- Arrêt of June 28, 2012

28/06/2012 - C.11.0744.N

Case law

Summary

Sommaire 1
La condamnation à faire quelque chose à laquelle est liée la condamnation à une astreinte pour le cas où il ne serait pas satisfait à la condamnation principale, doit être formulée de manière suffisamment précise; lorsque le juge des astreintes ordonne ainsi l'exécution de mesures selon certaines modalités, il est tenu, le cas échéant, de préciser les directives à respecter.

Arrêt - Integral text

N° C.11.0744.N

FISCRO, s.p.r.l.,

Me Bruno Maes, avocat à la Cour de cassation,

contre

1. BUSINESS & TAX CONSULTANTS, s.p.r.l.,

2. IDEKO CONSULT, s.p.r.l.,

Me Michel Mahieu, avocat à la Cour de cassation.

I. La procédure devant la Cour

Le pourvoi en cassation est dirigé contre l'arrêt rendu le 27 juin 2011 par la cour d'appel de Bruxelles.

Le président de section Eric Dirix a fait rapport.

L'avocat général Christian Vandewal a conclu.

II. Le moyen de cassation

Dans la requête en cassation, jointe au présent arrêt en copie certifiée conforme, la demanderesse présente un moyen.

III. La décision de la Cour

1. En vertu de l'article 1385bis du Code judiciaire, le juge peut, à la demande d'une partie, condamner l'autre partie, pour le cas où il ne serait pas satisfait à la condamnation principale, au paiement d'une somme d'argent, dénommée astreinte, le tout sans préjudice des dommages-intérêts, s'il y a lieu.

En vertu de l'article 1385quater du même code, l'astreinte, une fois encourue, reste intégralement acquise à la partie qui a obtenu la condamnation et cette partie peut en poursuivre le recouvrement en vertu du titre même qui la prévoit.

2. Il ressort de ces dispositions que la condamnation principale à faire quelque chose, assortie d'une astreinte pour le cas où il n'y serait pas satisfait, doit être formulée de manière suffisamment précise. Le juge de l'astreinte, qui ordonne l'exécution de mesures selon certaines modalités, est tenu, le cas échéant, de préciser lui-même les directives à respecter.
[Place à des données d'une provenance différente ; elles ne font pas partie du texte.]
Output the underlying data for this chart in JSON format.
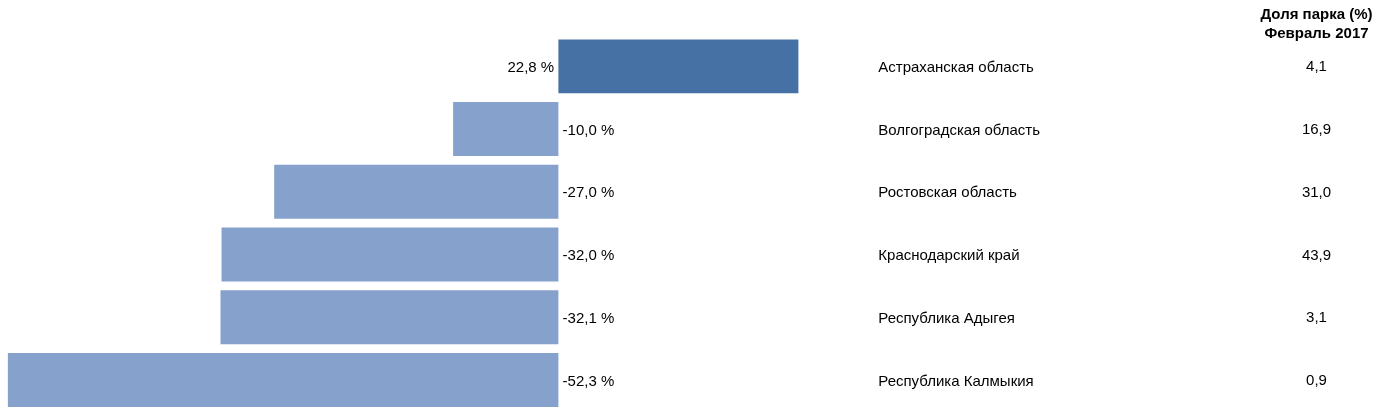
{
  "chart_data": {
    "type": "bar",
    "orientation": "horizontal",
    "categories": [
      "Астраханская область",
      "Волгоградская область",
      "Ростовская область",
      "Краснодарский край",
      "Республика Адыгея",
      "Республика Калмыкия"
    ],
    "values": [
      22.8,
      -10.0,
      -27.0,
      -32.0,
      -32.1,
      -52.3
    ],
    "colors": [
      "#4571a5",
      "#86a1cb",
      "#86a1cb",
      "#86a1cb",
      "#86a1cb",
      "#86a1cb"
    ],
    "value_labels": [
      "22,8 %",
      "-10,0 %",
      "-27,0 %",
      "-32,0 %",
      "-32,1 %",
      "-52,3 %"
    ],
    "xlim": [
      -53,
      80
    ],
    "annotations": [
      "Доля парка (%)",
      "Февраль 2017",
      "4,1",
      "16,9",
      "31,0",
      "43,9",
      "3,1",
      "0,9"
    ]
  }
}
3. En considérant que la définition de « tous les documents et livres de la société » et « de tous les documents et pièces utiles en vue de l'exercice des compétences d'enquête de la demanderesse » est trop vague dès lors qu'elle ne permet ni aux défenderesses ni au juge des saisies d'examiner si les obligations imposées ont été respectées, qu'elle excède largement le but et l'économie du jugement du juge prononçant l'astreinte et qu'en outre, elle expose les défenderesses à l'éventuel arbitraire de la demanderesse et en décidant sur cette base que l'astreinte ne pouvait être exécutée, les juges d'appel ont légalement justifié leur décision.

Le moyen ne peut être accueilli.

Par ces motifs,

La Cour

Rejette le pourvoi ;

Condamne la demanderesse aux dépens.

Ainsi jugé par la Cour de cassation, première chambre, à Bruxelles, où siégeaient le président de section Edward Forrier, président, le président de section Eric Dirix, les conseillers Eric Stassijns, Beatrijs Deconinck et Koen Mestdagh, et prononcé en audience publique du vingt-huit juin deux mille douze par le président de section Edward Forrier, en présence de l'avocat général Christian Vandewal, avec l'assistance du greffier Johan Pafenols.

Traduction établie sous le contrôle du président Christian Storck et transcrite avec l'assistance du greffier Patricia De Wadripont.